Programmed Profiling

Lab Exercise
Prerequisites Overview Exercise Solution Cleanup

Prerequisites

This lab follows the module CPU Profiling. You should complete the lab Optimizing on a Single Processor before starting this lab.

These prerequisites cover the following material, an understanding of which is necessary to proceed to the lab below:

  • Using CPUMon
  • Instrumenting a code using the PerfThread library


Overview

Although the ultimate goal of optimization is reducing the execution time of a program, it is often helpful to monitor other CPU statistics to determine what attempts at optimization have been effective and what other strategies for optimization might be pursued.

This exercise gives you the opportunity to monitor various CPU statistics for the codes that you used in the "Optimizing on a Single Processor" Lab.

This exercise will probably take 20 minutes to complete, though because it is open-ended, you might spend all day!


Exercise

Before You Begin

  1. Since you presumably created a subdirectory for the exercises in the "Optimizing on a Single Processor" lab, you will probably find it useful to use the same one for this lab.

  2. Copy all lab files found in
    H:\VWlabs\Performance\Optimization\[C|Fortran]

    to your home directory (or subdirectory) on H:, e.g.

    copy H:\VWlabs\Performance\Optimization\C\*   H:\Users\your_userid\Lab\

 

Exercise 1: Monitor some CPU statistics

C lab files:mma.exe, mmbu.exe, mme.exe
C source files:src\mma.c, src\mmbu.c, src\mme.c

Fortran lab files: mma.exe, mmbu.exe, mme.exe
Fortran source files: src\mma.f, src\mmbu.f, src\mme.f

These files have already been compiled for you, so you need only to run them and work with the output.

mma is a naive matrix multiply routine that multiplies two 512-element square matrices and places the result in a third matrix.

mmbu is a less naive matrix multiply routine that multiplies two 1024-element square matrices and places the result in a third matrix. This routine is an improvement over mma in that multiplication is carried out on 50x50 blocks of the matrix and the inner loop has been unrolled to a level of 4.

mme is the smart matrix multiply routine that multiples two 1024-element square matrices by calling a routine from the Intel Math Kernel Library.

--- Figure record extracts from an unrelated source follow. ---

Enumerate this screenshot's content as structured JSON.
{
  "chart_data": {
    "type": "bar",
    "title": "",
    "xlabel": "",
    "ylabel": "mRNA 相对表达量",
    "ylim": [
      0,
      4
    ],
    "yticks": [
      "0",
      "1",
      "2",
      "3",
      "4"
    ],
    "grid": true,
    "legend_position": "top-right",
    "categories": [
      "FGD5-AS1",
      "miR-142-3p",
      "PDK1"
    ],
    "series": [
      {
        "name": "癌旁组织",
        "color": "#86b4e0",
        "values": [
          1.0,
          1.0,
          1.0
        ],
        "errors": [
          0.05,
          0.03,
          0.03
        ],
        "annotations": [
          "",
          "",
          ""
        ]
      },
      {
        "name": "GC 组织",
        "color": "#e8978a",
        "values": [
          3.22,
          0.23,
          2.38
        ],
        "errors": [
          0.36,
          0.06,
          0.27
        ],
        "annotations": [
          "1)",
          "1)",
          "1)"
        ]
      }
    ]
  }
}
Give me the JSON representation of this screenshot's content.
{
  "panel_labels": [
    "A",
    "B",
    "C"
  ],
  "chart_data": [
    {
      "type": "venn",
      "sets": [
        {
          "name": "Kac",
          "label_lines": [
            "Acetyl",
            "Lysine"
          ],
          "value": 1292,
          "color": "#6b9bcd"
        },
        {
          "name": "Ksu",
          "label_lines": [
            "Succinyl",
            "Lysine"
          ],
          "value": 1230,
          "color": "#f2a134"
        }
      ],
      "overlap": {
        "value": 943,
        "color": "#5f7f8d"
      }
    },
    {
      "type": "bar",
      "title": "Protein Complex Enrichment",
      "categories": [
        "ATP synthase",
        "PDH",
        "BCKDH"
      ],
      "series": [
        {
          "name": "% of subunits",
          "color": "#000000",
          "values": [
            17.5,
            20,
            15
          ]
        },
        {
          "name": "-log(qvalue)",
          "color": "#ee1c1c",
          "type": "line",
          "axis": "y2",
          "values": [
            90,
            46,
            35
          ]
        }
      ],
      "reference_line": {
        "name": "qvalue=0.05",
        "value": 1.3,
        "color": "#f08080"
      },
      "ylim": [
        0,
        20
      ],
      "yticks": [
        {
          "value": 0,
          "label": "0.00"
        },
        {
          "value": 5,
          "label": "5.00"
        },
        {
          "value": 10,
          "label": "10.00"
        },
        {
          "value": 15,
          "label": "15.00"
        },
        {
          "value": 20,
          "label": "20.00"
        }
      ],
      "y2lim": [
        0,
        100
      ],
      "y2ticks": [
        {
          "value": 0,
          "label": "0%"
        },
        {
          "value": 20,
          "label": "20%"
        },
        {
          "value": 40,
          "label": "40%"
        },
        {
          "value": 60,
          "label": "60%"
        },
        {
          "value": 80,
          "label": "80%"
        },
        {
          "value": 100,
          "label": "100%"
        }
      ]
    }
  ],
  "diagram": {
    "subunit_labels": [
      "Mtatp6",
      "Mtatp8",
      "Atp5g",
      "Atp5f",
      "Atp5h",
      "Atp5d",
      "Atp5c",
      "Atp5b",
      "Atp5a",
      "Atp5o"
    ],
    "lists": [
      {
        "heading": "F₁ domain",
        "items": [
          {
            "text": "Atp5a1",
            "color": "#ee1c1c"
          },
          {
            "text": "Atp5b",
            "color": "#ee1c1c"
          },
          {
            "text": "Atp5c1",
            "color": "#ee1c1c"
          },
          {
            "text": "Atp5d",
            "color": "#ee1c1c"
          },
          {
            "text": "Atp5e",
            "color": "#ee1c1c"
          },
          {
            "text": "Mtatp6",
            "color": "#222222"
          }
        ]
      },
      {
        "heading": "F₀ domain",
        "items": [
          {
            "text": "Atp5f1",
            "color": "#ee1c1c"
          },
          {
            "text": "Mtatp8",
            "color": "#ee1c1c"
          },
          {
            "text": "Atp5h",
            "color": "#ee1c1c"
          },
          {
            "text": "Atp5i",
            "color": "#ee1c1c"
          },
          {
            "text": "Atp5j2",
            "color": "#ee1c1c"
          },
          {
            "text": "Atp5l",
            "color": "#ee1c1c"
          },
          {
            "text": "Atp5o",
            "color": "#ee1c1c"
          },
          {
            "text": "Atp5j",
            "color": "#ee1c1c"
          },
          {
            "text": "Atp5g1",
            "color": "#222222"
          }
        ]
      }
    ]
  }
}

Before running any of these codes go to the directory containing the executables, start cpumon by typing "cpumon" at a command prompt. It will open a window giving you choices of quantities that you might count. You may choose any two quantities and click the start button. Then go back to the command window and invoke an executable by typing its name at the command prompt. The timing output (at one-second intervals) from the two counters will be displayed on your screen and written to a file called mm.out.

You may find it useful to view the output in an Excel spreadsheet. One named mm.xls has been provided. Select the top left cell (A1) and go to data->refresh data. Say OK to import data from mm.out. Go to cell A43 and put in the time reported for the matrix multiply that you did. Then row 41 contains the average counts per second of whatever you were counting and row 42 contains the total counts over the course of the multiplication step.

Interesting counters to look at are: FPU:FLOPS, Cache:DATA_MEM_REFS, Cache:DCU_LINES_IN, Cache:L2_LINES_IN, and Processor:RESOURCE_STALLS.

 

Exercise 2: (optional) Change the blocking factor in mmbu

C lab file: mmbu.c

Fortran lab file: mmbu.f

If you want to work with the C file, open Microsoft Developer Studio and the mmc workspace or if you want to work with the Fortran file, open Compaq Visual Fortran Developer Studio and the mmf workspace.

Open the mmbu source file in the Developer Studio editor and change the line that defines nb from 50 to a value of your choice. (24 gives the fastest results for this algorithm.) Then recompile and run it as you did in the previous exercise to see how your results have changed.


Solution


Cleanup

You may wish to delete any files you copied into your \Lab\ folder on H:.